At the ripe old age of 22, James Schefter got bored with his job
covering the real estate beat for the Houston Chronicle. Not only
was he bored, but he complained about his boredom to his bosses. Soon he
was called into the executive editor’s office. Was he going to be fired?

“Hey, they’re starting this NASA thing down south of town,” Schefter’s
editor said to him. “Wanna open up a Clear Lake bureau?” Boredom would
plague young James no more. It was 1963, and NASA was “nothing more than
two holes in the ground.” But the Russians had put America to shame with
the launch of Sputnik six years earlier, and the space race was on.

Schefter watched the scientists and astronauts move into town and
became “as much of an expert as there was” in the news media. In 1965
Time and Life magazines made him their NASA correspondent,
and Schefter was granted exclusive access to the astronauts’ families and
their traumatic training sessions, such as the Jungle Survival School.

But just because Schefter saw a lot doesn’t mean he was able to print a
lot. The space program’s defeats, infighting, political maneuvering and
astronaut escapades were voluntarily ignored by the media of the day.
“There was an unwritten rule,” says Schefter. “If an astronaut didn’t get
booked into jail, we didn’t run the story.” And despite his blood-alcohol
content, an astronaut never got booked into jail.

Of course, these days there are no such unwritten rules.
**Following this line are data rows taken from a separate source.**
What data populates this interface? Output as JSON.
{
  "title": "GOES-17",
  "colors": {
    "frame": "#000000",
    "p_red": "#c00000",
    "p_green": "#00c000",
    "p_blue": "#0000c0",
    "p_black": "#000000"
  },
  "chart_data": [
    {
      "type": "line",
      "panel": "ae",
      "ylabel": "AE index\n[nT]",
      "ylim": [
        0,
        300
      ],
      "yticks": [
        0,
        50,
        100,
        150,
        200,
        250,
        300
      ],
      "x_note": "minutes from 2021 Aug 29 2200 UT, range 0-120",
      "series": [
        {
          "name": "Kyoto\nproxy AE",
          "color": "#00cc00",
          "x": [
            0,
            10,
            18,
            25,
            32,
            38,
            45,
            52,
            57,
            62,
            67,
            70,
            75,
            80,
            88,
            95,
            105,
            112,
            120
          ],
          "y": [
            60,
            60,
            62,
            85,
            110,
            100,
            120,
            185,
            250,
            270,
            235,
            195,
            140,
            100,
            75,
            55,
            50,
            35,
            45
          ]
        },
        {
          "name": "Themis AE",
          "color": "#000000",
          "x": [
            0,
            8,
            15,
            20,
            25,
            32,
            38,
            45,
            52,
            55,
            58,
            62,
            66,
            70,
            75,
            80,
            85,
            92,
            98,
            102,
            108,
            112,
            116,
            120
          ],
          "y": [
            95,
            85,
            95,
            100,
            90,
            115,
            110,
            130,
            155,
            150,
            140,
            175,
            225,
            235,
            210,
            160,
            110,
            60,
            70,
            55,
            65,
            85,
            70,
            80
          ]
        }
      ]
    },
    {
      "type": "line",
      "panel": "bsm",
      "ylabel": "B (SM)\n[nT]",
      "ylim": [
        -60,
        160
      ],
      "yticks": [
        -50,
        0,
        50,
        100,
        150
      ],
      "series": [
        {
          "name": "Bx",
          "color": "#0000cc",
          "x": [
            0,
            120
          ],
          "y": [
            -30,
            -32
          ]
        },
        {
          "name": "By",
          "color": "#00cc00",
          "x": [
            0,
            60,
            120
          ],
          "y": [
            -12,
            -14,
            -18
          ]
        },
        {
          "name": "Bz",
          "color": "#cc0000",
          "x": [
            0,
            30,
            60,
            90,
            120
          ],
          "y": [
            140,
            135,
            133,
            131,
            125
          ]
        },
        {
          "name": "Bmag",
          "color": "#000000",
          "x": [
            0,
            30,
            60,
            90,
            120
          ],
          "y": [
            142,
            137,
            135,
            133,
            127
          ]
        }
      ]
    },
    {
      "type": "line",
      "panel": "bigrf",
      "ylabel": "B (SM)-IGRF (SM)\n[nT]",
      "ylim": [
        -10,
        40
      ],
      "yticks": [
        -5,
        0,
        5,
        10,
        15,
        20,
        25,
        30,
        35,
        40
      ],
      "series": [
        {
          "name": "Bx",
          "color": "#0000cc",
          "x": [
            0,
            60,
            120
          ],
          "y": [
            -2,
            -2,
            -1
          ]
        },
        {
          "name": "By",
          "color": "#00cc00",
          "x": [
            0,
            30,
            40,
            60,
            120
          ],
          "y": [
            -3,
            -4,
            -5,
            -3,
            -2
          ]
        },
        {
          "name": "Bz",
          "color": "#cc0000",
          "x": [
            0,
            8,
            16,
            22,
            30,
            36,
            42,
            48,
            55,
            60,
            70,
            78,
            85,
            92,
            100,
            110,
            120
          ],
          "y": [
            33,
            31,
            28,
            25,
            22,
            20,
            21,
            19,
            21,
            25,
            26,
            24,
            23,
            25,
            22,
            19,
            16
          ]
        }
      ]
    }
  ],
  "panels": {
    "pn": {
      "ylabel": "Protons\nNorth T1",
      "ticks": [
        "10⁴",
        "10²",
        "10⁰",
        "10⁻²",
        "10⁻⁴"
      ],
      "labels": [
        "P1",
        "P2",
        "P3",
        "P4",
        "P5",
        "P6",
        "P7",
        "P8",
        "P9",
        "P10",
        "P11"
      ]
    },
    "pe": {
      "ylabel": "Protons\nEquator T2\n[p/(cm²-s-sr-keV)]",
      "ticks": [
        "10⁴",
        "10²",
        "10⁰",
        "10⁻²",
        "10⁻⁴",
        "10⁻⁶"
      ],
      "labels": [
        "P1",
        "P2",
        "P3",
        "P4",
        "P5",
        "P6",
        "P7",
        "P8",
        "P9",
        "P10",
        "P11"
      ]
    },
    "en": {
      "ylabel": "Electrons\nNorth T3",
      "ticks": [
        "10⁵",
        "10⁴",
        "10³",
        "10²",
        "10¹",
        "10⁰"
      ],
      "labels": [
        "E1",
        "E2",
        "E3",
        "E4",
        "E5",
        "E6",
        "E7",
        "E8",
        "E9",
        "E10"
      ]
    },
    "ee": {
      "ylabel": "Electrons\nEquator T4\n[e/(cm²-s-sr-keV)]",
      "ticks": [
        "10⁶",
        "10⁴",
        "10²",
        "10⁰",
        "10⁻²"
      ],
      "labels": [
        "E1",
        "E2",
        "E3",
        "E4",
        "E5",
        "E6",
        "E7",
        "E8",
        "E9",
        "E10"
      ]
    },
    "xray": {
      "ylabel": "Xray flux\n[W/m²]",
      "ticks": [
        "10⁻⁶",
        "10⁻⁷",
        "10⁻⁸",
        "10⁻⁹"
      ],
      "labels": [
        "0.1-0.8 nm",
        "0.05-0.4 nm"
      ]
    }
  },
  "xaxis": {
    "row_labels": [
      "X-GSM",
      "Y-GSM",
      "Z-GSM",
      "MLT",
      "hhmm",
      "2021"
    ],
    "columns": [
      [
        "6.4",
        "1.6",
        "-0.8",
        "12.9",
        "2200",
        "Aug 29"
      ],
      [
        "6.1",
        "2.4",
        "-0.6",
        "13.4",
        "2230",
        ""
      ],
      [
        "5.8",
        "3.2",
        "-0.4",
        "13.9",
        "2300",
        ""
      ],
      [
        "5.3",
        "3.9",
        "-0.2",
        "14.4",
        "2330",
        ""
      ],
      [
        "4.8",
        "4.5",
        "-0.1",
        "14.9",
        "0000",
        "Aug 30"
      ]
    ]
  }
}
Schefter’s new
book commemorating the 30th anniversary of the lunar landing is called “The
Race: The Uncensored Story of How America Beat Russia to the Moon,” and he
happily reveals the debauchery of death-defying astronauts (with the
notable exception of Boy Scout John Glenn). But Schefter is most proud that
his book reveals the behind-the-scenes poker game be-tween mysterious
Soviet “Chief Designer” Sergei Korolev and Bob Gilruth, father of NASA’s
man-in-space program.

Without Bob Gilruth, I don’t know when we would have gotten to the
moon,” Schefter says. “And nobody knows his name.”